Découverte par Christophe Colomb lors de son premier voyage en 1492, la fameuse île d’Hispaniola sera-t-elle bientôt coupée en deux par un mur? C’est du moins ce que vient d’annoncer en grande pompe le Président dominicain, Luis Abinader, affirmant vouloir ainsi lutter contre l’immigration clandestine et la criminalité.
«D'ici à deux ans, nous voulons mettre un terme aux graves problèmes d'immigration illégale, de trafic de drogue et de transit de véhicules volés que nous connaissons depuis des années. Nous voulons parvenir à la pleine protection de notre intégrité territoriale, à laquelle nous aspirons depuis notre indépendance», a déclaré le président élu en juillet 2020.
D’une longueur de 380 kilomètres, le mur comprendra aussi des portions en mer pour éviter que les migrants clandestins ne soient tentés de le contourner par la voie maritime. De même, il sera assez profond pour éviter que des tunnels ne soient construits en dessous par des passeurs ou des migrants, rapportent des observateurs dans la presse.
Construction du mur: une «trumpisation» de la République dominicaine?
Professeur d’économie et de coopération internationale à l’Université autonome de Saint-Domingue, Juan Del Rosario est pour le moins sceptique quant à l’efficacité du projet. Pour stopper les migrants clandestins, il estime que le mur ne sera pas plus efficace que celui qui se dresse à la frontière entre les États-Unis et le Mexique:
«Les autorités veulent d’abord colmater toutes les brèches par lesquelles les migrants peuvent passer tout au long de la frontière. […] Aux États-Unis, le président Trump a mobilisé toutes les ressources qu’il pouvait à la frontière et n’a même pas réussi à stopper complètement l’immigration illégale. Vous pensez alors que ce sera possible en République dominicaine?» demande le professeur à notre micro.
Immigration et exil des cerveaux: les plus riches vont s’en tirer
Selon Juan Del Rosario, le mur affectera principalement les migrants haïtiens les plus défavorisés, car une grande partie de l’immigration haïtienne en République dominicaine est constituée de «gens de l’élite». Environ un demi-million d’Haïtiens vivent illégalement dans le pays voisin et plusieurs milliers d’autres y demeurent en toute légalité, précise notre interlocuteur.

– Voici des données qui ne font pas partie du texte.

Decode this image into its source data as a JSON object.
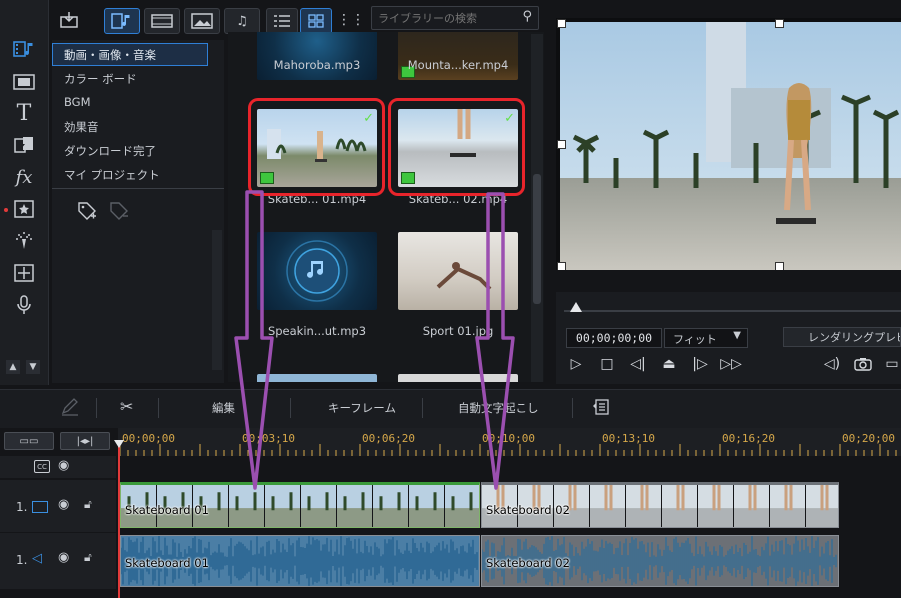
{
  "toolbar": {
    "search_placeholder": "ライブラリーの検索"
  },
  "categories": {
    "items": [
      "動画・画像・音楽",
      "カラー ボード",
      "BGM",
      "効果音",
      "ダウンロード完了",
      "マイ プロジェクト"
    ],
    "selected": "動画・画像・音楽"
  },
  "library": {
    "items": [
      {
        "name": "Mahoroba.mp3"
      },
      {
        "name": "Mounta...ker.mp4"
      },
      {
        "name": "Skateb... 01.mp4",
        "checked": true
      },
      {
        "name": "Skateb... 02.mp4",
        "checked": true
      },
      {
        "name": "Speakin...ut.mp3"
      },
      {
        "name": "Sport 01.jpg"
      }
    ]
  },
  "preview": {
    "timecode": "00;00;00;00",
    "fit": "フィット",
    "render_label": "レンダリングプレビュー"
  },
  "timeline_toolbar": {
    "edit": "編集",
    "keyframe": "キーフレーム",
    "auto_caption": "自動文字起こし"
  },
  "ruler": {
    "labels": [
      "00;00;00",
      "00;03;10",
      "00;06;20",
      "00;10;00",
      "00;13;10",
      "00;16;20",
      "00;20;00"
    ]
  },
  "tracks": {
    "video": {
      "label": "1.",
      "clips": [
        "Skateboard 01",
        "Skateboard 02"
      ]
    },
    "audio": {
      "label": "1.",
      "clips": [
        "Skateboard 01",
        "Skateboard 02"
      ]
    }
  },
  "colors": {
    "accent": "#2f7fd6",
    "highlight": "#e8242b",
    "arrow": "#9b4fb0",
    "clip_green": "#3a9a3a"
  }
}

«L’exil des cerveaux nuit d’abord et avant tout au développement d’Haïti. Les Haïtiens qui réussissent à s’établir en République dominicaine sont souvent ceux qui ont de l’argent et viennent de milieux éduqués. […] Le concept du mur doit être repensé. Il vaut mieux prôner la collaboration et la coopération internationale», plaide l’universitaire dominicain.
Depuis février 2019, Haïti traverse une grave crise politique et économique, qui se traduit entre autres par une opposition grandissante au Président Moïse. Le 7 février dernier, ce dernier a décidé de prolonger son mandat d’un an, ce qui a de nouveau provoqué des manifestations et des heurts avec la police.
Crise politique et économique: la tension monte en Haïti
La prolongation de son propre mandat par le Président est considérée comme «illégale» par plusieurs spécialistes de la perle des Antilles, tels que Frantz Voltaire, récemment interrogé à notre micro. Les opposants l’accusent notamment d’avoir détourné des fonds du Petrocaribe, un prêt accordé à Haïti par le Venezuela. Une enquête de la Cour supérieure des comptes a conclu que le Président avait participé à cette fraude.
«Le flux de migrants haïtiens a toujours continué de manière assez régulière. La crise en Haïti peut amplifier momentanément les flux, mais ils restent stables à long terme. […] La décision de Saint-Domingue conforte surtout les groupes nationalistes qui ont développé le thème de ‘‘l’invasion haïtienne’’. Ils font aussi la promotion des programmes d’expulsion des migrants haïtiens. C’est du populisme», tacle le professeur d’économie.